Я кубарем скатился с крыши и, не обращая внимания на дружеские приветствия знакомых, отправился к драккару. Отца следовало предупредить!
– Согласно сагам, Харальд Серая Шкура воспитывался в Дании У Харальда Синезубого.
.. Я нашел его на берегу возле костра. Судя по сосредоточенному взгляду, он еще ничего не успел сказать хирдманнам.
– Орм! – окликнул я. – Нужно поговорить! Он поднялся, отряхнул штаны от налипшего на них мусора и подошел.
– Я все знаю, – без предисловий начал я. – Все слышал.
– Хорошо. – Орм даже не спросил, откуда слышал, просто признал это как нечто давно ведомое.
– Они солгали тебе. Они затеяли ловушку для Харальда Серой Шкуры.
– Я знаю. – Он даже глазом не моргнул.
– И ты все равно согласен лгать конунгу норвежцев?
– Это самое разумное, что я могу сделать.
– Но как… – Я не находил слов. Сила и мужество – вот главные достоинства любого викинга! Ложь чужда нам – она удел слабых бондов! Орм все понял по моим глазам.
– Послушай меня и подумай, – сказал он. – Чем мы обязаны Серой Шкуре? Ничем. А если Золотой Харальд станет конунгом в Норвегии, как ты думаешь, отблагодарит ли он нас за помощь? Так не лучше ли иметь влиятельного друга, чем не иметь никого? И еще – Серая Шкура стар, и у него лишь один сын от наложницы. Как бы там ни было, его век подходит к концу. Мы лишь немного поторопим его.
– Но ложь?..
– Вспомни богов. Разве им не доводилось лгать ради выгоды? Мы, берсерки, – их излюбленные потомки, так почему же мы должны гнушаться того, чего не гнушались даже они?
Мне нечего было возразить. Отец говорил верно.

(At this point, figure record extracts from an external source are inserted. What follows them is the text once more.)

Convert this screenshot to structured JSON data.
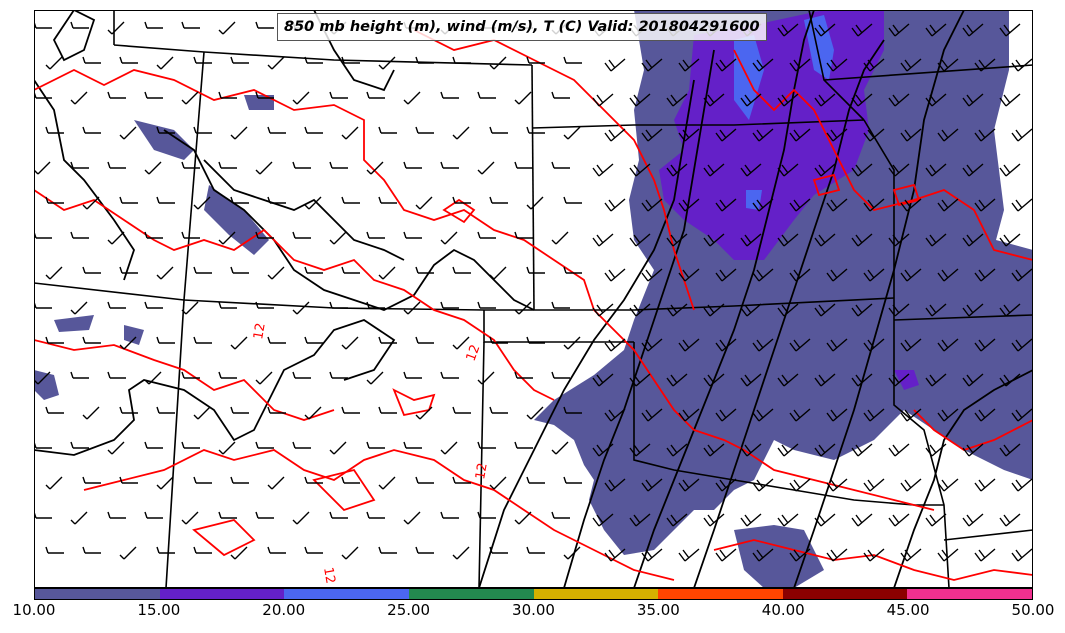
{
  "title": "850 mb height (m), wind (m/s), T (C) Valid: 201804291600",
  "colors": {
    "state_lines": "#000000",
    "temperature_contours": "#ff0000",
    "height_contours": "#000000",
    "wind_barbs": "#000000"
  },
  "colorbar": {
    "colors": [
      "#57579a",
      "#6420c8",
      "#4b66f0",
      "#23894f",
      "#d6b100",
      "#ff4500",
      "#8b0000",
      "#f0308f"
    ],
    "tick_labels": [
      "10.00",
      "15.00",
      "20.00",
      "25.00",
      "30.00",
      "35.00",
      "40.00",
      "45.00",
      "50.00"
    ]
  },
  "contour_labels": [
    "12",
    "12",
    "12",
    "12"
  ]
}
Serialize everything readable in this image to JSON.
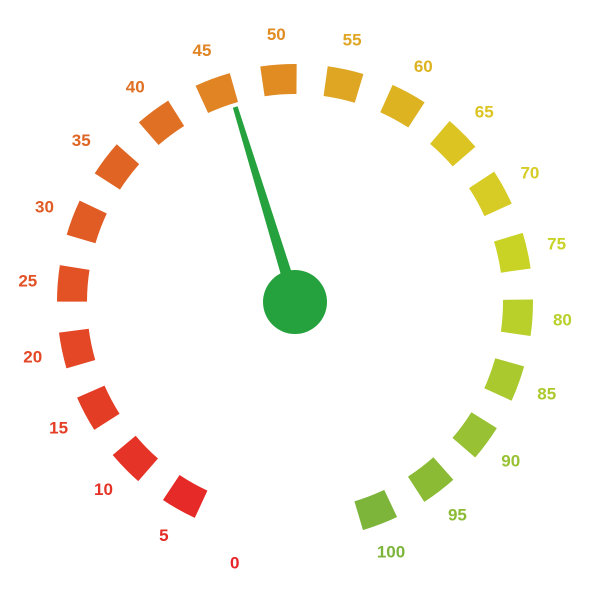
{
  "gauge": {
    "min": 0,
    "max": 100,
    "step": 5,
    "value": 46,
    "labels": [
      "0",
      "5",
      "10",
      "15",
      "20",
      "25",
      "30",
      "35",
      "40",
      "45",
      "50",
      "55",
      "60",
      "65",
      "70",
      "75",
      "80",
      "85",
      "90",
      "95",
      "100"
    ],
    "colors": [
      "#e8232a",
      "#e62a28",
      "#e53327",
      "#e43d26",
      "#e34726",
      "#e25225",
      "#e15b24",
      "#e06524",
      "#e07024",
      "#e08424",
      "#e08c22",
      "#dea623",
      "#ddb322",
      "#dcc422",
      "#d6cc25",
      "#c8d325",
      "#b9cf2a",
      "#a9c92e",
      "#98c134",
      "#8bbb34",
      "#7cb53a"
    ],
    "colors_meta": {
      "needle": "#25a23d",
      "hub": "#25a23d",
      "background": "#ffffff"
    }
  }
}
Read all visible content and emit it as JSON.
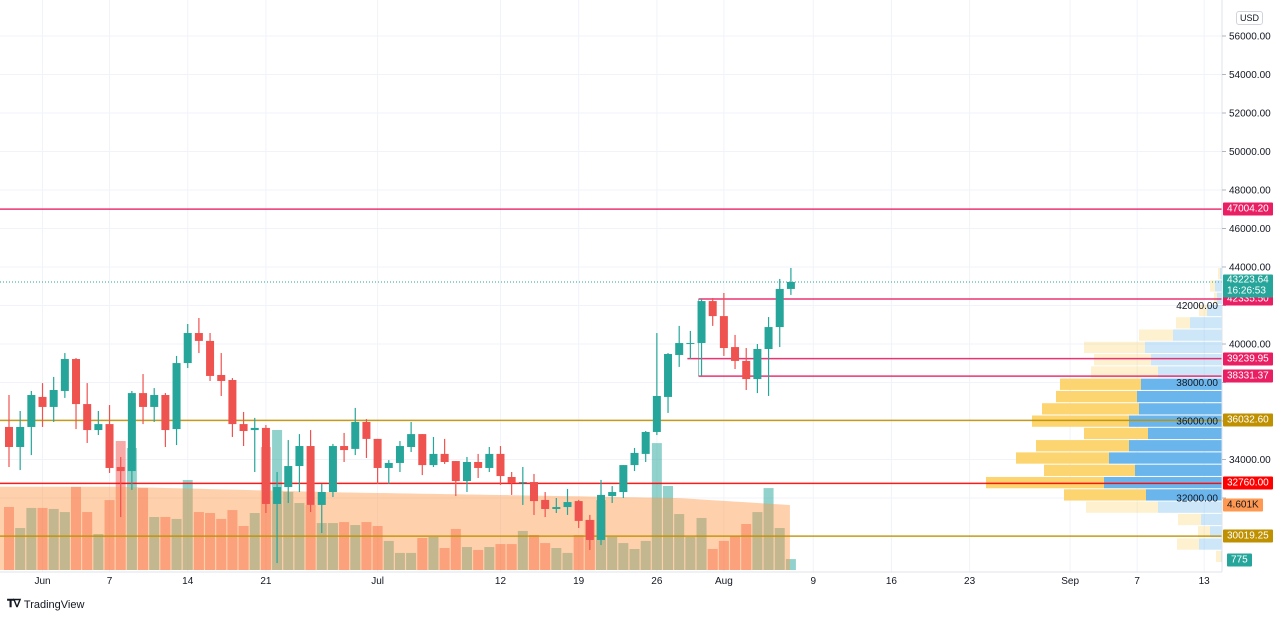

– Ты все понял, а теперь пора понять остальным. Люди должны быть готовы. – Отец направился к костру, и тут я вспомнил слова Ульфа: «Рядом с тобой был враг». Этот тайный злодей прятался в нашем хирде! Он узнает правду и продаст нас Серой Шкуре!
– Стой!
Орм остановился. Я догнал его и горячо зашептал:
– Не говори им правды, отец. Ульф подозревал, что в хирде есть тайный враг, да и Серая Шкура быстрее поверит твоим словам, если все наши воины будут убеждены, что мы пришли без злого умысла. Орм задумался:
– Может, ты и прав. Но враг в хирде? Я знаю всех своих людей и верю им. – Он покачал головой. – Однако старый колдун глядел в человеческие души. Ты уверен, что он подозревал кого-то из хирда?
– Да, – кивнул я. – Ульф сказал, что этот человек плыл на «Акуле» и был близко ко мне. Орм помрачнел.
– Тогда будь по-твоему, – решил он наконец. – Никто в хирде не узнает правды. Только ты и я…
Ранней весной в проливе Скаттегат, который отделяет Данию от Норвегии, беснуются ветры. Три дня мы дожидались затишья, а дождавшись, налегли на весла и вскоре увидели по правому борту норвежские скалы.
Харальд Серая Шкура встретил нас в Хардангре[53], на берегу. Он показался мне старым и усталым. Его шея была опоясана морщинами, а на голове виднелись большие серо-желтые залысины. Вместе с ним на пристань пришла его мать Гуннхильд. Все дети Гуннхильд рано или поздно становились конунгами, поэтому ее так и назвали – Мать Конунгов. Она стояла чуть позади своего рано постаревшего сына, и единственным, что еще жило на ее узком высохшем лице, были подозрительные темные глазки. В длинном, до пят плаще, со сложенными на животе руками, она напоминала ласку – неприметного хищного зверька с коварным умом и злобным нравом.